Welcome honored Rose Bowl guests.
Especially those from Michigan State. But first a word of caution.
No unsuspecting Midwesterner should be dropped willy-nilly into Southern California, a place so defined by clichés that reality becomes blurred.
To hear tell, we are a massive community of surfers who sprinkle our conversation with the word “dude,” drive convertibles on gridlocked streets, spend a lot of time poolside, are surgically attached to our cell phones, wear sunglasses indoors and are mostly air kissing bores who end each conversation with “let’s do lunch.”
Some of that is true. Some isn’t. So as a public service, this column is a primer on the Southern California lifestyle and how to deal with the natives here.
Lesson one: There are damn few natives here. While there are undoubtedly a lot of folks from your home state who are residing in L.A. now, you have a better chance of bumping into people from Thailand or Tokyo, Uruguay or Uganda. We are truly the Ellis Island of the 21st Century. The good news: We mostly all get along just fine. And if you’re an adventuresome foodie, you’ll find a restaurant representing every nook and cranny in the world here.
Some other truths:
Yes, there is a sizable group of surfers here. But most people are content to surf the menu board at In-N-Out Burgers. The real surfers I know are indistinguishable from other human beings. They speak actual English and are not known to show up for a dinner in a wet suit. Everyone needs a hobby. Theirs is jumping into the ocean at dawn to ride the waves. Yours is ice fishing. Judge not.
If someone calls you “dude,” don’t be offended. After all, it was originally a new word for “dandy,” an extremely well-dressed male who paid particular importance to how he appeared. According to the McGraw-Hill Dictionary of American Idioms and Phrasal Verbs, the best known of this type is probably Evander Berry Wall, who was dubbed “King of the Dudes” in 1880s New York and maintained a reputation for sartorial splendor all his life. Nowadays, it’s an informal way of addressing someone (“Dude, the house is on fire.”).
Yes, we are devoted cell phone users. Be careful in approaching a native. He or she may be startled by an attempt to initiate a conversation that does not emerge from a hand-held device. Confusion may ensue and it may take a few minutes to establish eye contact.
There was a time when it was common to spot a celebrity or two while driving around Hollywood. Those days are gone. Most celebrities these days spend their days hiding from the paparazzi behind the walls of their mansions, only emerging at night to attend a Lakers game. Or to punch the aforementioned paparazzi.
We’re not all weirdos. After all, there are some 38 million people living in California so the chances of encountering some goofball are greater than in, say, North Dakota. Besides, if we’re smart enough to live here, we can’t be all bad.
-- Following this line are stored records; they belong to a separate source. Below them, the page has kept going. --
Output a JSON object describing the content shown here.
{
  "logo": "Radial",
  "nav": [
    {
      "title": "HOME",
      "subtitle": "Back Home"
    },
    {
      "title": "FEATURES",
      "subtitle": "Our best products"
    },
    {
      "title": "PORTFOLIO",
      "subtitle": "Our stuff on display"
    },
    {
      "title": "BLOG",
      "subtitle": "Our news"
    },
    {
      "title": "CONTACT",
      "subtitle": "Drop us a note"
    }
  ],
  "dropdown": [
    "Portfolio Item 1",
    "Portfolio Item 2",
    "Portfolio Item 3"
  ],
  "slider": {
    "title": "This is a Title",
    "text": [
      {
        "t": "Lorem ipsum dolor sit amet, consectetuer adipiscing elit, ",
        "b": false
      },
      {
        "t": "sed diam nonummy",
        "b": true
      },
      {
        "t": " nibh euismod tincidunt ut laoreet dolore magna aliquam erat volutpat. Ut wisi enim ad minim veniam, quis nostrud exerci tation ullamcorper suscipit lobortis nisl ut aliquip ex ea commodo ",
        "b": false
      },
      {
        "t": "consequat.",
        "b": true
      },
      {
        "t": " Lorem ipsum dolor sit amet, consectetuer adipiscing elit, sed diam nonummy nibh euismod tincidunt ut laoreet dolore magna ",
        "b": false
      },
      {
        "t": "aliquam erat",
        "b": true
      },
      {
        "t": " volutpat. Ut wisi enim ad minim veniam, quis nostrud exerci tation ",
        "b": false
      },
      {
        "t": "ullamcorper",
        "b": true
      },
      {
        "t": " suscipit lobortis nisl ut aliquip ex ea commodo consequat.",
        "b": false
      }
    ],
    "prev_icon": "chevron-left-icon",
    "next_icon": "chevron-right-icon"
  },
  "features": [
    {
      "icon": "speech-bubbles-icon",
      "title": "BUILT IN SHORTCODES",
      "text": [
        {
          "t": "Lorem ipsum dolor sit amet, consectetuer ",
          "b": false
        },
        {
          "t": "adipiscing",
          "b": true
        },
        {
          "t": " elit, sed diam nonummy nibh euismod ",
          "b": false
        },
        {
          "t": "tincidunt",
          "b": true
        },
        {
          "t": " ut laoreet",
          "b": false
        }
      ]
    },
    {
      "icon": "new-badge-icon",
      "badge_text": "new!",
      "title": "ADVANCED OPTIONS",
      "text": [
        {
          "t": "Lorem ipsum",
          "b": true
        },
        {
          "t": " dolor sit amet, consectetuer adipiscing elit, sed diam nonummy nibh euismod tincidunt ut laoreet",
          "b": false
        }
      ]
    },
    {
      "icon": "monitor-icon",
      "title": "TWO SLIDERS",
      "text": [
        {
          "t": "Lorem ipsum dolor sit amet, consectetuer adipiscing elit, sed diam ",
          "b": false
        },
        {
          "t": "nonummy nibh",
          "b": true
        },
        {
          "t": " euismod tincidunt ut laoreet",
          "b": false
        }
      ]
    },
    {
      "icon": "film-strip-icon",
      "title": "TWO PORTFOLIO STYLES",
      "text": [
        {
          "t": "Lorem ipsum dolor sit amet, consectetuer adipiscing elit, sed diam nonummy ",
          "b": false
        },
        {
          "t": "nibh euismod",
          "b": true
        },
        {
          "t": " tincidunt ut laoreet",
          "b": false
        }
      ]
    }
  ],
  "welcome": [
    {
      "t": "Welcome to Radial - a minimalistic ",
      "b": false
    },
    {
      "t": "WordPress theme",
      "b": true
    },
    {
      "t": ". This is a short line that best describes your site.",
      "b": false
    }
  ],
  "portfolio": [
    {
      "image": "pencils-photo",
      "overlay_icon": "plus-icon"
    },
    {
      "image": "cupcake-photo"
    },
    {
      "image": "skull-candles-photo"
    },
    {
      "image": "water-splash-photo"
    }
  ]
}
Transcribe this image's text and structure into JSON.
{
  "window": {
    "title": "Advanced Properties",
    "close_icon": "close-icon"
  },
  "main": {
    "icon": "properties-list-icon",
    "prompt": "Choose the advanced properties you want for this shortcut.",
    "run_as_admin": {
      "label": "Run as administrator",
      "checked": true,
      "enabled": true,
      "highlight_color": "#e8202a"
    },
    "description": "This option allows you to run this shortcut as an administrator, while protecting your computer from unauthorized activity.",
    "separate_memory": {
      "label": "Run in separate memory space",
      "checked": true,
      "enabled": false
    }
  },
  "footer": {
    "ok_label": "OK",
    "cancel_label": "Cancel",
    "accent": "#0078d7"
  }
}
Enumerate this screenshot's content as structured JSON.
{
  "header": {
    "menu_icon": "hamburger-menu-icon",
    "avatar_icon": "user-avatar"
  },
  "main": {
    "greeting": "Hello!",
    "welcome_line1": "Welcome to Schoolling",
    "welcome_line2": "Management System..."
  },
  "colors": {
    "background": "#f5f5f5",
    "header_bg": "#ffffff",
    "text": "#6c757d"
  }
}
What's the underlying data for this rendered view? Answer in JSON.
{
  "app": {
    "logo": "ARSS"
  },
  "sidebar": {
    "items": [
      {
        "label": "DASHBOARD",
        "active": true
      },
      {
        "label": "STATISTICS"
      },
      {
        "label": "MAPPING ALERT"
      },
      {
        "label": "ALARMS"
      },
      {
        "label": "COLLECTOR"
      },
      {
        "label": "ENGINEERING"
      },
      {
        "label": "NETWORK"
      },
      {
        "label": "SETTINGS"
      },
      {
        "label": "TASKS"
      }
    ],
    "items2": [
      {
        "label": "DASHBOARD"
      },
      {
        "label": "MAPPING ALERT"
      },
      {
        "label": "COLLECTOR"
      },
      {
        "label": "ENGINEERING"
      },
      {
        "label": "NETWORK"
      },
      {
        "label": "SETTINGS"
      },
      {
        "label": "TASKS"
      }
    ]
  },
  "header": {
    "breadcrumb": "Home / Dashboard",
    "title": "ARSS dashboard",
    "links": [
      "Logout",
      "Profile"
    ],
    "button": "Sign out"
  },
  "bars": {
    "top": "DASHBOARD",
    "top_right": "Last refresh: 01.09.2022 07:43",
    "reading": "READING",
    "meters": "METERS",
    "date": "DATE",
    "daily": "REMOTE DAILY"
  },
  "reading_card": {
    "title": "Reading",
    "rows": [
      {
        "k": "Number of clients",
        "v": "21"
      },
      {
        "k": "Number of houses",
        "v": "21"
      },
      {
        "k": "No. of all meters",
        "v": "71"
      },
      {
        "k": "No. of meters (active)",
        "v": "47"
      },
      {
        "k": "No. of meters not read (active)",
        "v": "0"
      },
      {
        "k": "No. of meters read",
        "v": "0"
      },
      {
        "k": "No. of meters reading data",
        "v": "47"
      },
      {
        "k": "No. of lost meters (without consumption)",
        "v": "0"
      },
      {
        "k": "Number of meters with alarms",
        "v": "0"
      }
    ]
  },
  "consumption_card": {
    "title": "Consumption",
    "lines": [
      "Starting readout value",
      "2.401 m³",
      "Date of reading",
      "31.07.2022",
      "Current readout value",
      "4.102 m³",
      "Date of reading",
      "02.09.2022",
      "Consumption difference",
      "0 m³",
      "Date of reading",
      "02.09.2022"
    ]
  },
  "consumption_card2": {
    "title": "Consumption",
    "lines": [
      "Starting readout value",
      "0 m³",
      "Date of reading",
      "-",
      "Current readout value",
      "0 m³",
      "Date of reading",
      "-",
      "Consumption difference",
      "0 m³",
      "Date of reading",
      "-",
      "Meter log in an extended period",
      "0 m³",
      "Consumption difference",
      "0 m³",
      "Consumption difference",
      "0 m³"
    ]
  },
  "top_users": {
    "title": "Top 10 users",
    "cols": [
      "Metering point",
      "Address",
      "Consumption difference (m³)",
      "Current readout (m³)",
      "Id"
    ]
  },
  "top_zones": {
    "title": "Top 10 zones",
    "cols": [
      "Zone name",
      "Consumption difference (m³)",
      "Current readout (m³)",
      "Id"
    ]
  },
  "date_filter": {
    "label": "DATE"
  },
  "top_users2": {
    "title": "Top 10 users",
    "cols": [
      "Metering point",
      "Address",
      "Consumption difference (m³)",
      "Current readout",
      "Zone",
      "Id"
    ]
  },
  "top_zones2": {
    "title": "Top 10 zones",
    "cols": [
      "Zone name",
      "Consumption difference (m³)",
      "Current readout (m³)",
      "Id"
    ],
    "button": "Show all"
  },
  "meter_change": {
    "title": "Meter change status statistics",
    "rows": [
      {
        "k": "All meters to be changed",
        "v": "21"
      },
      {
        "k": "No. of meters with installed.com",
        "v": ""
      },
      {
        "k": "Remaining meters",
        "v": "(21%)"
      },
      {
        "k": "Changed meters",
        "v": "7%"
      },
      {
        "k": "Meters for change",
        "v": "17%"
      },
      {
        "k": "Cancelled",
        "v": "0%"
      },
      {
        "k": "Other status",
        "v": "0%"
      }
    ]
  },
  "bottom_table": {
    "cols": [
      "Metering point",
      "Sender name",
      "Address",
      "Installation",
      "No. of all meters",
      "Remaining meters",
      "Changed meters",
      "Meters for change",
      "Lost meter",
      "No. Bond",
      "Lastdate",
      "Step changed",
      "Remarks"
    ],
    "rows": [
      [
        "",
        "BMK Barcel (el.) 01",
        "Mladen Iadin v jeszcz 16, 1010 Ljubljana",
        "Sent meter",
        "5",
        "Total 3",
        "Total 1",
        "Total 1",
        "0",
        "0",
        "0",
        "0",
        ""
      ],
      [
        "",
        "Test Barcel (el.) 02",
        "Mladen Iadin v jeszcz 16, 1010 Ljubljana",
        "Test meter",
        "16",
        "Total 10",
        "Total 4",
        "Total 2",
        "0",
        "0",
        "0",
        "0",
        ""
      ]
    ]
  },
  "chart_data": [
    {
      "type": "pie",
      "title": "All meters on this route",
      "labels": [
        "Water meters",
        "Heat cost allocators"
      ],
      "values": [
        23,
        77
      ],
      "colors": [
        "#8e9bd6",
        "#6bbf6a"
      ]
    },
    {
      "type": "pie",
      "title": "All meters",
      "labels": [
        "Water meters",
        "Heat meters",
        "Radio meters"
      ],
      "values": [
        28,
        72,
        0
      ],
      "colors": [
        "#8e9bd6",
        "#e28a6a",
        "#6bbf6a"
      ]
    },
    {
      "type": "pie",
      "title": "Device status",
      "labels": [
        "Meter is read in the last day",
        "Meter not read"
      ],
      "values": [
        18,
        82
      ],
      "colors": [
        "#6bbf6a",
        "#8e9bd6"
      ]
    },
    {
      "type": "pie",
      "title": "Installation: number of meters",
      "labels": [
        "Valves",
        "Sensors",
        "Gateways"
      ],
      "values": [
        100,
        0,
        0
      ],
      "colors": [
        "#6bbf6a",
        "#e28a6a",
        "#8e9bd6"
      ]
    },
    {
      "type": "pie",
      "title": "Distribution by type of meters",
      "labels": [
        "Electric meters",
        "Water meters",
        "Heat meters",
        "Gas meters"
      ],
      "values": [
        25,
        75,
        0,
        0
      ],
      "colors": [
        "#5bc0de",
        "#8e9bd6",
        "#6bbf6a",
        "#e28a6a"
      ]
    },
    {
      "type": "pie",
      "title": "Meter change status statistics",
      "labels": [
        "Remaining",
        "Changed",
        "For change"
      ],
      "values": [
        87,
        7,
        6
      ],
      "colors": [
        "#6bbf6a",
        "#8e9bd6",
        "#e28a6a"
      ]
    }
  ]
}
Whatever you do, do not watch the local news on TV. If you do, you’ll be convinced that the streets are awash in blood. That’s because TV is devoted to the “if it bleeds, it leads” school of reporting. The fact is that crime figures for 2012 show that the overall crime rate in Los Angeles fell 1.4 percent. Notching a decline for the 10th year in a row, Los Angeles now has the lowest crime rate in the country for cities with a population over 2 million people. Does that mean you should loudly poke fun at a biker gang in a dark alley? Only if you want to skew the statistics.
Contrary to popular opinion, we do not all live on the beach. In fact, most of us don’t. If you want to sample beach living, drive out to Malibu where an ocean-front lot costs more than the entire city of Detroit. While you’re there, stop at an eatery and try the free-range sushi at $25 a pop.
Traffic? It’s bad. Depending on what source you choose to use, the worst cities for traffic are either L.A. or Washington, D.C. or San Francisco or Honolulu. Why split hairs? It’s like determining whether you’d like to be stabbed by a Philips head screwdriver or shot with a crossbow. Either way, it’s going to be painful. Finding a cab in this town is like looking for an albino rhinoceros. Buses usually display a destination that most residents would have trouble identifying. Best advice: walk or take the lite rail.
Last but not least, if you’re looking for Stanford fans, they’ll be the group down at the end of the bar dressed in white lab coats and horned rim glasses discussing Higgs boson. If you don’t know what that is, don’t bother speaking to them.